To many friends of human rights in Europe, the Arab Spring has been the most thrilling period since the fall of the Berlin wall. Judging from their soaring rhetoric, European leaders share that enthusiasm. Europe has much to offer its friends in North Africa, the logic goes, when it comes to upholding rights for all.
The reality is far less edifying. EU governments proved reluctant to help refugees and migrants fleeing Libya, including people risking their lives at sea in rickety boats. European countries have been quick to resume migration cooperation with Libya, Egypt and Tunisia with the aim of speedily deporting migrants who reach Europe, including those originating from Sub-Saharan Africa. And the arrival of Tunisian migrants in Italy last year led to a row in which leading EU governments questioned aloud the value of free movement, a fundamental EU pillar.
When it comes to Europe’s domestic human rights record, the long-term trends are deeply worrying. As a new essay from Human Rights Watch explains, four trends stand out: the erosion of civil liberties in the fight against terrorism; the rise of populist extremist parties and their negative influence on mainstream politics; the declining effectiveness of traditional human rights institutions; and growing intolerance and abuse toward migrants and minorities. Taken together they amount to a crisis.
A core tenet of human rights is that they apply equally to everyone. But when it comes to ethnic minorities and migrants in Europe today, popular attitudes and political debate suggest otherwise. In polling data from 2010, a majority of those polled in eight EU states shared the view that there are too many immigrants, with as many as half of those responding concluding the same about Muslims.
EU Fundamental Rights Agency research shows that Muslims and Roma experience persistent hostility and discrimination across the region. Undocumented African migrants face significant problems, including discrimination and violence. While individual attacks are common, in some cases this has spilled into mob violence, including in Italy, Greece, Hungary and Slovakia.

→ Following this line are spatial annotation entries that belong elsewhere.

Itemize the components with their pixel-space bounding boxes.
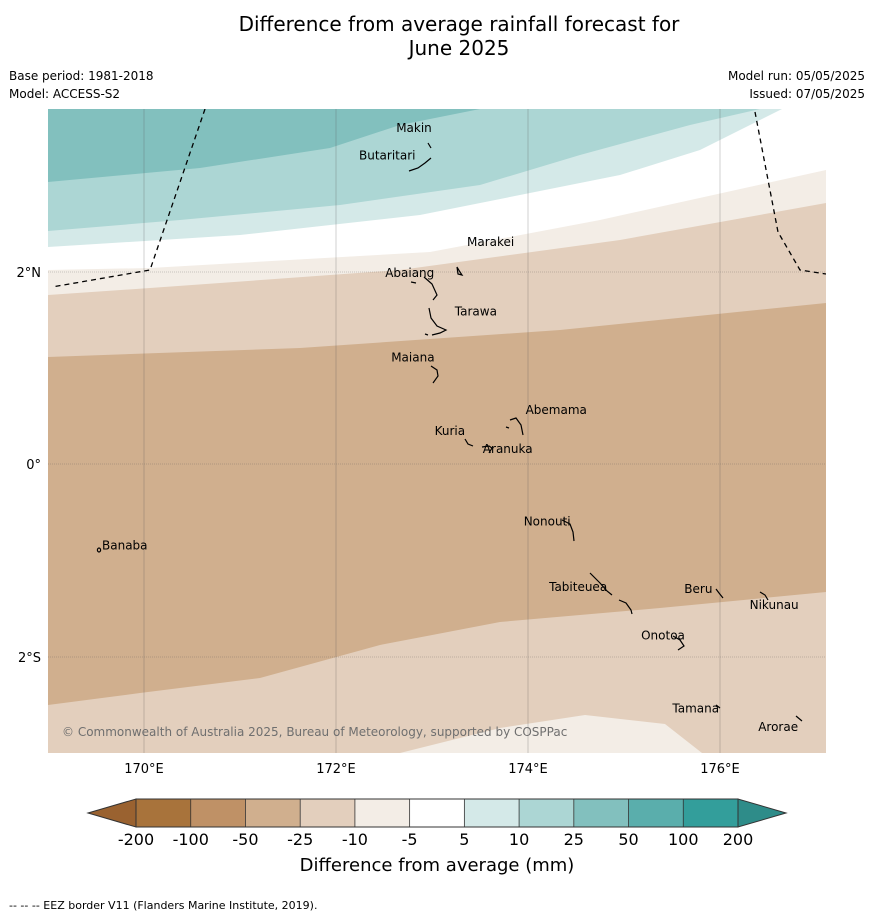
colorbar-tick-label: -10	[342, 830, 368, 849]
map-title: Difference from average rainfall forecas…	[0, 12, 873, 60]
band-tan-neg-50	[48, 303, 826, 705]
colorbar-segment	[683, 799, 739, 827]
colorbar-over-arrow	[737, 798, 788, 828]
colorbar: -200 -100 -50 -25 -10 -5 5 10 25 50 100 200 Differe…	[86, 798, 788, 876]
colorbar-tick-label: 200	[723, 830, 754, 849]
colorbar-tick-label: -200	[118, 830, 154, 849]
colorbar-tick-label: -100	[173, 830, 209, 849]
place-label-banaba: Banaba	[102, 539, 148, 553]
meta-right: Model run: 05/05/2025 Issued: 07/05/2025	[728, 67, 865, 103]
place-label-onotoa: Onotoa	[641, 628, 685, 642]
colorbar-tick-label: -5	[402, 830, 418, 849]
meta-left: Base period: 1981-2018 Model: ACCESS-S2	[9, 67, 154, 103]
eez-border-lines	[51, 109, 826, 288]
place-label-abemama: Abemama	[526, 403, 587, 417]
colorbar-ticks: -200 -100 -50 -25 -10 -5 5 10 25 50 100 200	[118, 830, 753, 849]
place-label-makin: Makin	[396, 121, 432, 135]
title-line-2: June 2025	[408, 36, 510, 60]
place-label-tarawa: Tarawa	[454, 304, 497, 318]
colorbar-tick-label: 5	[459, 830, 469, 849]
lon-tick-170e: 170°E	[124, 762, 164, 777]
colorbar-tick-label: 100	[668, 830, 699, 849]
map-plot-area	[48, 109, 826, 753]
colorbar-segment	[136, 799, 192, 827]
colorbar-tick-label: -25	[287, 830, 313, 849]
base-period: Base period: 1981-2018	[9, 69, 154, 83]
colorbar-segment	[245, 799, 301, 827]
copyright-text: © Commonwealth of Australia 2025, Bureau…	[62, 725, 567, 739]
colorbar-segment	[573, 799, 629, 827]
place-label-maiana: Maiana	[391, 351, 434, 365]
place-label-nikunau: Nikunau	[750, 598, 799, 612]
place-label-butaritari: Butaritari	[359, 148, 416, 162]
place-label-arorae: Arorae	[758, 720, 798, 734]
colorbar-segment	[300, 799, 356, 827]
colorbar-segment	[354, 799, 410, 827]
colorbar-frame	[135, 798, 739, 828]
colorbar-segment	[190, 799, 246, 827]
lon-tick-176e: 176°E	[700, 762, 740, 777]
title-line-1: Difference from average rainfall forecas…	[238, 12, 680, 36]
lat-tick-2n: 2°N	[17, 266, 42, 281]
colorbar-tick-label: -50	[232, 830, 258, 849]
place-label-kuria: Kuria	[435, 424, 466, 438]
legend-title: Difference from average (mm)	[300, 855, 575, 876]
island-outlines	[96, 142, 803, 722]
band-teal-50	[48, 109, 480, 182]
eez-footer-note: -- -- -- EEZ border V11 (Flanders Marine…	[9, 899, 318, 912]
band-pale-south	[400, 715, 702, 753]
colorbar-segment	[409, 799, 465, 827]
model-name: Model: ACCESS-S2	[9, 87, 121, 101]
lat-tick-0: 0°	[26, 458, 41, 473]
lon-tick-174e: 174°E	[508, 762, 548, 777]
issued-date: Issued: 07/05/2025	[749, 87, 865, 101]
colorbar-tick-label: 25	[564, 830, 584, 849]
lat-tick-2s: 2°S	[18, 651, 41, 666]
colorbar-segments	[136, 799, 739, 827]
colorbar-segment	[628, 799, 684, 827]
axis-tick-labels: 170°E 172°E 174°E 176°E 2°N 0° 2°S	[17, 266, 740, 777]
place-labels: Makin Butaritari Marakei Abaiang Tarawa Maian…	[102, 121, 799, 734]
place-label-tabiteuea: Tabiteuea	[548, 580, 607, 594]
colorbar-under-arrow	[86, 798, 137, 828]
colorbar-tick-label: 50	[618, 830, 638, 849]
model-run: Model run: 05/05/2025	[727, 69, 865, 83]
place-label-beru: Beru	[684, 582, 712, 596]
place-label-aranuka: Aranuka	[483, 442, 533, 456]
gridlines	[48, 109, 826, 753]
place-label-nonouti: Nonouti	[524, 515, 571, 529]
lon-tick-172e: 172°E	[316, 762, 356, 777]
place-label-marakei: Marakei	[467, 235, 514, 249]
colorbar-segment	[519, 799, 575, 827]
place-label-abaiang: Abaiang	[385, 266, 434, 280]
rainfall-map: Makin Butaritari Marakei Abaiang Tarawa Maian…	[17, 109, 826, 876]
colorbar-segment	[464, 799, 520, 827]
colorbar-tick-label: 10	[509, 830, 529, 849]
place-label-tamana: Tamana	[671, 702, 719, 716]
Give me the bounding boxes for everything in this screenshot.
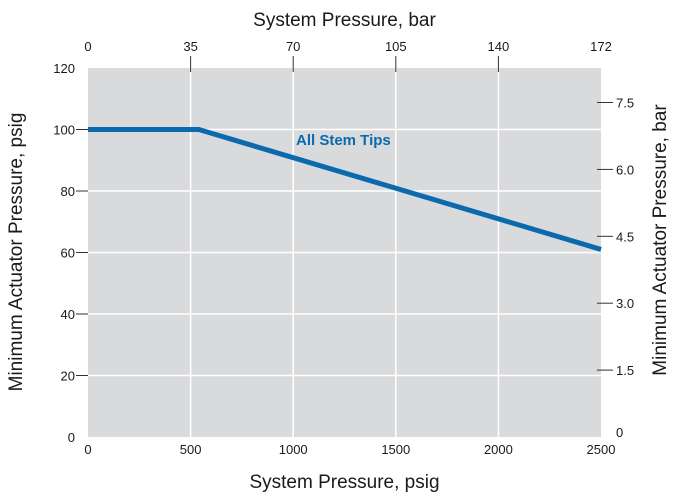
y2-tick-label: 6.0 (616, 162, 634, 177)
y-tick-label: 40 (61, 307, 75, 322)
x-tick-label: 2500 (587, 442, 616, 457)
x-tick-label: 2000 (484, 442, 513, 457)
y-tick-label: 120 (53, 61, 75, 76)
x2-tick-label: 70 (286, 39, 300, 54)
y2-tick-label: 7.5 (616, 96, 634, 111)
y2-tick-label: 3.0 (616, 296, 634, 311)
x2-axis-title: System Pressure, bar (253, 10, 436, 31)
series (88, 127, 602, 252)
y-tick-label: 100 (53, 123, 75, 138)
x2-tick-label: 105 (385, 39, 407, 54)
x2-tick-label: 35 (183, 39, 197, 54)
y2-axis-title: Minimum Actuator Pressure, bar (650, 104, 671, 376)
y2-tick-label: 0 (616, 425, 623, 440)
x-tick-label: 500 (180, 442, 202, 457)
y2-tick-label: 1.5 (616, 363, 634, 378)
y-tick-label: 80 (61, 184, 75, 199)
y-axis-title: Minimum Actuator Pressure, psig (6, 113, 27, 392)
x2-tick-label: 140 (488, 39, 510, 54)
y-tick-label: 20 (61, 369, 75, 384)
y2-tick-label: 4.5 (616, 229, 634, 244)
y-tick-label: 60 (61, 246, 75, 261)
series-label: All Stem Tips (296, 132, 391, 149)
series-line (88, 127, 602, 252)
x2-tick-label: 172 (590, 39, 612, 54)
x-tick-label: 0 (84, 442, 91, 457)
x-axis-title: System Pressure, psig (249, 472, 439, 493)
x2-tick-label: 0 (84, 39, 91, 54)
y-tick-label: 0 (68, 430, 75, 445)
x-tick-label: 1000 (279, 442, 308, 457)
x-tick-label: 1500 (381, 442, 410, 457)
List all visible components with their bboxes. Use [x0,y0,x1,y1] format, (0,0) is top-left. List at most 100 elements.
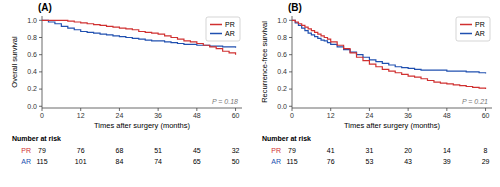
at-risk-value: 65 [193,158,201,165]
annotation: P = 0.21 [462,98,488,105]
legend-swatch [210,33,222,35]
x-tick [446,108,447,111]
y-tick-label: 0.8 [27,34,37,41]
x-tick [235,108,236,111]
at-risk-value: 32 [232,147,240,154]
at-risk-value: 68 [116,147,124,154]
legend-swatch [460,24,472,26]
y-tick-label: 0.0 [277,103,287,110]
y-tick-label: 1.0 [27,17,37,24]
y-tick [289,71,292,72]
x-tick-label: 36 [154,112,162,119]
y-tick [39,54,42,55]
figure: (A) 0.0 0.2 0.4 0.6 0.8 1.0 0 12 24 36 48 60 Times af… [0,0,500,187]
at-risk-value: 39 [443,158,451,165]
x-tick [80,108,81,111]
x-axis [292,108,492,109]
y-tick [39,20,42,21]
at-risk-value: 79 [38,147,46,154]
y-tick-label: 0.6 [277,51,287,58]
at-risk-value: 50 [232,158,240,165]
legend-label: AR [475,30,485,37]
number-at-risk: Number at riskPR797668514532AR1151018474… [12,135,240,165]
legend-swatch [460,33,472,35]
at-risk-value: 84 [116,158,124,165]
x-tick [119,108,120,111]
x-tick [330,108,331,111]
at-risk-value: 20 [404,147,412,154]
at-risk-value: 43 [404,158,412,165]
y-tick [289,54,292,55]
x-tick-label: 12 [77,112,85,119]
y-tick [39,37,42,38]
panel: (B) 0.0 0.2 0.4 0.6 0.8 1.0 0 12 24 36 48 60 Times af… [260,2,492,165]
at-risk-title: Number at risk [262,135,311,142]
y-axis [292,16,293,108]
y-tick [289,89,292,90]
y-tick [39,71,42,72]
x-tick-label: 60 [232,112,240,119]
y-tick-label: 0.2 [277,85,287,92]
x-tick [292,108,293,111]
legend: PR AR [456,17,490,41]
at-risk-value: 53 [366,158,374,165]
at-risk-value: 74 [154,158,162,165]
legend-label: PR [225,21,235,28]
x-tick-label: 60 [482,112,490,119]
y-axis [42,16,43,108]
y-axis-label: Recurrence-free survival [260,21,269,103]
at-risk-row-label: PR [21,147,31,154]
at-risk-value: 41 [327,147,335,154]
y-tick-label: 0.6 [27,51,37,58]
legend-label: AR [225,30,235,37]
x-tick-label: 24 [116,112,124,119]
at-risk-row-label: PR [271,147,281,154]
x-tick-label: 12 [327,112,335,119]
y-tick [39,106,42,107]
at-risk-value: 8 [484,147,488,154]
y-tick-label: 0.8 [277,34,287,41]
at-risk-value: 14 [443,147,451,154]
legend-swatch [210,24,222,26]
y-tick-label: 1.0 [277,17,287,24]
at-risk-value: 76 [77,147,85,154]
x-tick [369,108,370,111]
at-risk-value: 79 [288,147,296,154]
y-tick-label: 0.0 [27,103,37,110]
x-tick-label: 24 [366,112,374,119]
at-risk-value: 29 [482,158,490,165]
x-tick [408,108,409,111]
at-risk-value: 115 [36,158,47,165]
x-axis-label: Times after surgery (months) [344,121,440,130]
x-tick [485,108,486,111]
x-tick-label: 48 [443,112,451,119]
legend-box [456,17,490,41]
title: (B) [288,2,302,13]
x-tick-label: 36 [404,112,412,119]
x-tick-label: 48 [193,112,201,119]
at-risk-row-label: AR [21,158,31,165]
y-tick [289,106,292,107]
at-risk-value: 51 [154,147,162,154]
x-tick-label: 0 [290,112,294,119]
at-risk-value: 76 [327,158,335,165]
y-tick-label: 0.2 [27,85,37,92]
x-tick [158,108,159,111]
y-tick-label: 0.4 [277,68,287,75]
at-risk-row-label: AR [271,158,281,165]
legend-label: PR [475,21,485,28]
x-tick-label: 0 [40,112,44,119]
at-risk-title: Number at risk [12,135,61,142]
at-risk-value: 101 [75,158,87,165]
annotation: P = 0.18 [212,98,238,105]
number-at-risk: Number at riskPR79413120148AR11576534339… [262,135,490,165]
y-tick [39,89,42,90]
x-tick [42,108,43,111]
title: (A) [38,2,52,13]
x-axis-label: Times after surgery (months) [94,121,190,130]
y-axis-label: Overall survival [10,36,19,88]
legend-box [206,17,240,41]
y-tick [289,37,292,38]
legend: PR AR [206,17,240,41]
at-risk-value: 31 [366,147,374,154]
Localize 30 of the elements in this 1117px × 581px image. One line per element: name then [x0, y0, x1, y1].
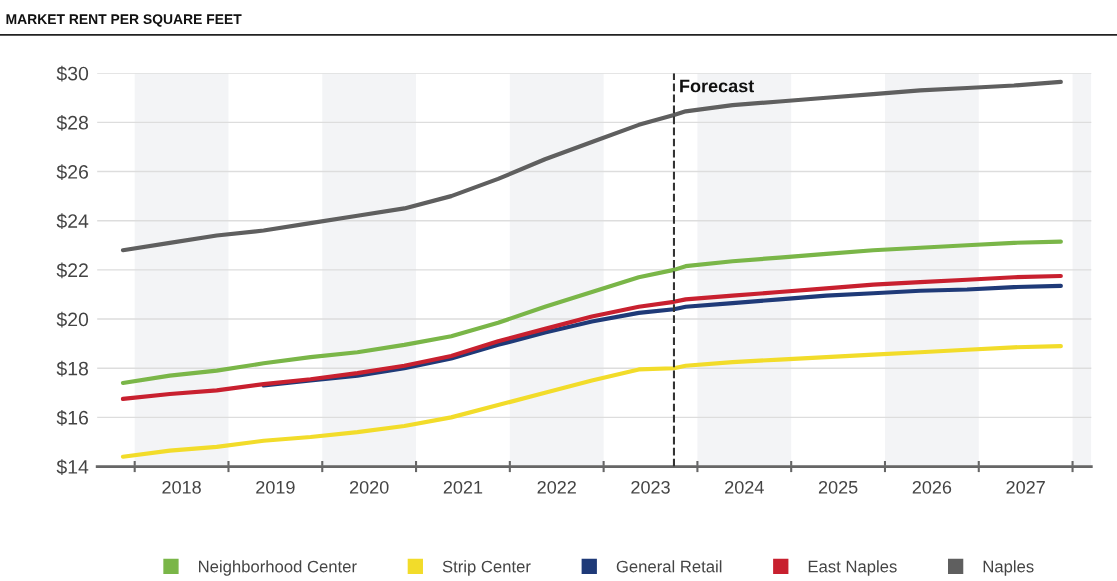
y-tick-label: $26	[56, 164, 88, 180]
line-series	[120, 273, 1063, 402]
x-tick-label: 2019	[256, 480, 295, 494]
x-tick-label: 2027	[1006, 480, 1045, 494]
legend-label: General Retail	[616, 560, 722, 573]
y-tick-label: $24	[56, 213, 89, 230]
x-tick-label: 2022	[537, 480, 576, 494]
legend-label: Naples	[983, 560, 1034, 576]
line-series	[120, 79, 1063, 253]
y-tick-label: $16	[56, 410, 88, 426]
y-tick-label: $14	[56, 459, 89, 475]
legend-label: Neighborhood Center	[199, 560, 357, 576]
line-series	[120, 239, 1063, 386]
x-tick-label: 2023	[631, 480, 670, 494]
chart-title: MARKET RENT PER SQUARE FEET	[6, 14, 242, 27]
y-tick-label: $18	[56, 360, 88, 377]
y-tick-label: $20	[56, 311, 89, 328]
x-tick-label: 2024	[725, 480, 764, 494]
ref-line-label: Forecast	[680, 79, 755, 93]
y-tick-label: $28	[56, 115, 88, 131]
y-tick-label: $22	[56, 262, 88, 279]
legend-label: East Naples	[808, 560, 897, 576]
x-tick-label: 2026	[912, 480, 952, 494]
y-tick-label: $30	[56, 65, 89, 82]
x-tick-label: 2018	[162, 480, 201, 494]
legend-label: Strip Center	[442, 560, 531, 576]
x-tick-label: 2021	[443, 480, 483, 494]
line-series	[120, 343, 1063, 459]
x-tick-label: 2025	[818, 480, 858, 494]
x-tick-label: 2020	[349, 480, 389, 494]
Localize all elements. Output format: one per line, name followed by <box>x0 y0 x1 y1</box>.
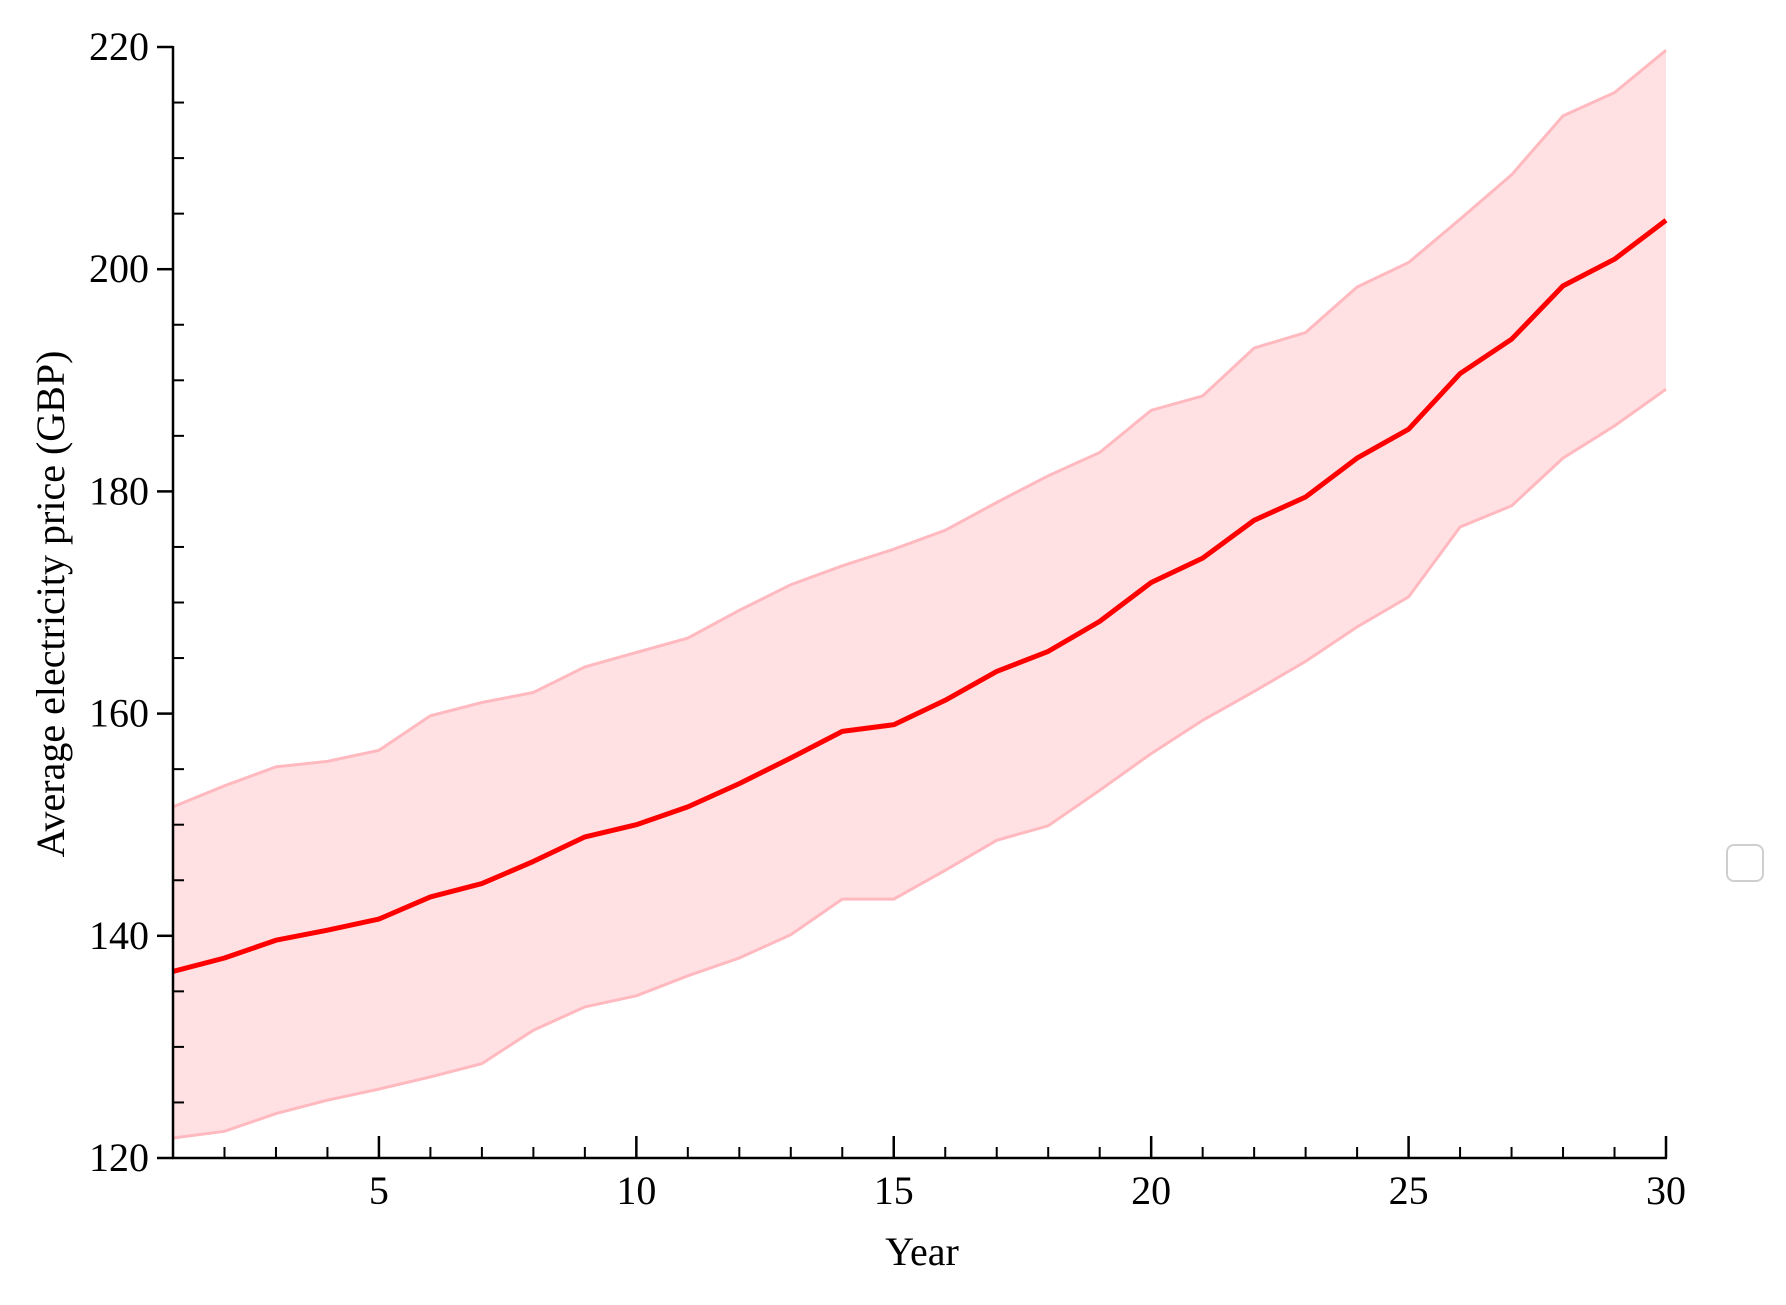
band-upper-edge <box>172 49 1667 809</box>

Fears about loss of culture, concerns over terrorism and common criminality, and competition for economic resources all help explain why intolerance is growing across Europe. The current economic and financial crisis and resulting austerity are likely to exacerbate the problem.
Rather than assuaging public concern about the place of minorities and migrants, EU governments have instead responded in ways that are deeply corrosive of respect for universal rights. Instead of forcefully condemning racism and intolerance, and emphasizing a shared history shaped by migration and the many contributions made by minorities and migrants, governments have played on these fears.
The response has included blaming marginalized communities for the conduct of a handful of people (as with Roma in Italy); seeking to close Europe’s border at EU and national levels; restrictive and abusive asylum procedures and abusive migrant detention conditions (notably in Greece), and in the name of integration, telling migrants (even second or third generation) that they must either embrace majority culture, face sanctions or leave the country (in Germany, France, the Netherlands and elsewhere).
Fear of Muslims, linked to concerns about terrorism and loss of European culture, has driven wider policy debates about the place of migrants in society, and led to calls for forced integration.
Such efforts, and integration that requires no accommodation on the part of wider society, are doomed to fail. They reinforce xenophobia by playing into public fears and arguments from extremist parties about loss of culture. They assert a dangerous zero-sum conception of rights—minorities must accept majority culture (or “Christian values” as Angela Merkel suggested in 2010), and if they refuse to do so their rights must be set aside for the greater good.
The European Union is said to be founded on respect for human rights. But when it comes to protecting the rights of vulnerable and unpopular minorities, EU governments often prefer to rely on the principle of majority rule. As the European Parliament has observed, this damages the EU’s credibility in promoting rights around the world. But above all it undermines the ideals that Europe is supposed to represent. Without concerted action to reverse this trend, the next generation of Europeans may see human rights as an optional extra instead of a core value.
Benjamin Ward is deputy Europe and Central Asia division director at Human Rights Watch.